Bugünden yazıyorum: Sakın atlamayın, yarın (pazar günü) SABAH'ı alırken, bayiden mutlaka NEW YORK TIMES ilavesini de isteyin.
Artık okurlarımız her pazar, dünyanın en saygın gazetelerinden NEW YORK TIMES'tan yapılan kapsamlı bir Türkçe derlemeye sahip olacak.
Bu yayın gerçekten önemli...
Çünkü ABD'den Japonya'ya, gelişmiş ülke kökenli şirketlerde 'marka bilinci' gayet yüksektir.
Asla sadece kazanacakları paraya bakmazlar.
Yönettikleri markanın itibarını da korumak için titizlenirler.
NEW YORK TIMES gibi bir markanın SABAH ile işbirliği yapması işte o açıdan da çok önemli.
'İş bilir' Amerikalıların bu ortaklığı her bakımdan tatmin edici bulduğunu gösteriyor.
NEW YORK TIMES'ın Türkiye'de de yayınlanmasını sağlayan tüm arkadaşlarıma kocaman bir bravo!
***
Bu vesileyle
Wall Street Journal (WSJ) olayını hatırlatmak isterim.

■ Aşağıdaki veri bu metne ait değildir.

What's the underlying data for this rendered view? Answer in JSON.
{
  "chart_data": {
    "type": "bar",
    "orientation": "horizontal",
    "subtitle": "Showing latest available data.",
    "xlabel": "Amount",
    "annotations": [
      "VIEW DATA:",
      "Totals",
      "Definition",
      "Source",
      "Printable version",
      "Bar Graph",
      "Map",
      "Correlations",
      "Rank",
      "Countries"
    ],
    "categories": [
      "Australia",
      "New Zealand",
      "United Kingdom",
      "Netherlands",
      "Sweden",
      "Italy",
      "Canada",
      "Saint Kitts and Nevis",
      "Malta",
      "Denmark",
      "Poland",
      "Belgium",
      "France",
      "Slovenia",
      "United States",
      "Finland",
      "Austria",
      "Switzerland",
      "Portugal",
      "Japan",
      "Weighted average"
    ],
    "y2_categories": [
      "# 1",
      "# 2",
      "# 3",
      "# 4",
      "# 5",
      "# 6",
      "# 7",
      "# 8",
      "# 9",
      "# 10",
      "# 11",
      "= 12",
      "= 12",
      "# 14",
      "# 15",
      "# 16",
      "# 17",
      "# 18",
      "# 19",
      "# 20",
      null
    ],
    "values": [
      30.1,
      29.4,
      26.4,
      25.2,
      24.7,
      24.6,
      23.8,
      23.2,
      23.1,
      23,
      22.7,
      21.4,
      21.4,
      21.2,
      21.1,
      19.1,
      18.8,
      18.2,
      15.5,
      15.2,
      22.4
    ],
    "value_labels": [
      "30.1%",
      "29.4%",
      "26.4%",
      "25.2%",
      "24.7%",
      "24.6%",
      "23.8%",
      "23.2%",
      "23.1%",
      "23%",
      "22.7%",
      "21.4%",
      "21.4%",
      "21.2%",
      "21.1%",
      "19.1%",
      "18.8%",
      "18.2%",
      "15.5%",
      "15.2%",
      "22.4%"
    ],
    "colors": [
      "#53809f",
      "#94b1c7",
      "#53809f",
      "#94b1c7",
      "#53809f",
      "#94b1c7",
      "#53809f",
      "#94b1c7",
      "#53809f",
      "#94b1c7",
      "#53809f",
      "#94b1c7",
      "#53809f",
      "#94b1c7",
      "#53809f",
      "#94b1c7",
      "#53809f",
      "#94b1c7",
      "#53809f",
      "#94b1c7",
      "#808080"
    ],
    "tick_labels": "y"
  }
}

1990'ların ikinci yarısında
Milliyet, WSJ ile anlaşmıştı.
Sadece ABD iş çevrelerine değil, İngiliz
Financial Times ile birlikte, dünya girişimcilerine yol gösteren bir gazetedir WSJ.
Hele üç yıldızlı
Michelin lokantalarından
F1 yarışlarına, ilginç konuları "her açıdan" inceleyen makaleleri!..
Olağanüstüdür. İlk cümleyi okuyun bir daha elinizden bırakamazsınız...
Ancak Milliyet o işin devamını getirmedi. WSJ'yi çıkarmakta sebat etmedi.
En küçük bir krizde feda ettiği diğer 'destekçi markaları' (daha doğrusu, henüz markalaşamamış yayınları) gibi WSJ'den de kolayca vazgeçti.
Halbuki bu tip olaylarda sabırlı olmak gerekir. Bir ürünün tüketicinin zihnine kazınarak markalaşması zaman alıyor.
Ama bir kere markalaştı mı, silinmesi kolay olmuyor.
Bunun en güzel örneği SABAH gazetesinin ta kendisi değil mi?
Not: Pazar günü "bizim" NEW YORK TIMES'ı okuyun, inceleyin, salı günü üzerine biraz daha konuşuruz.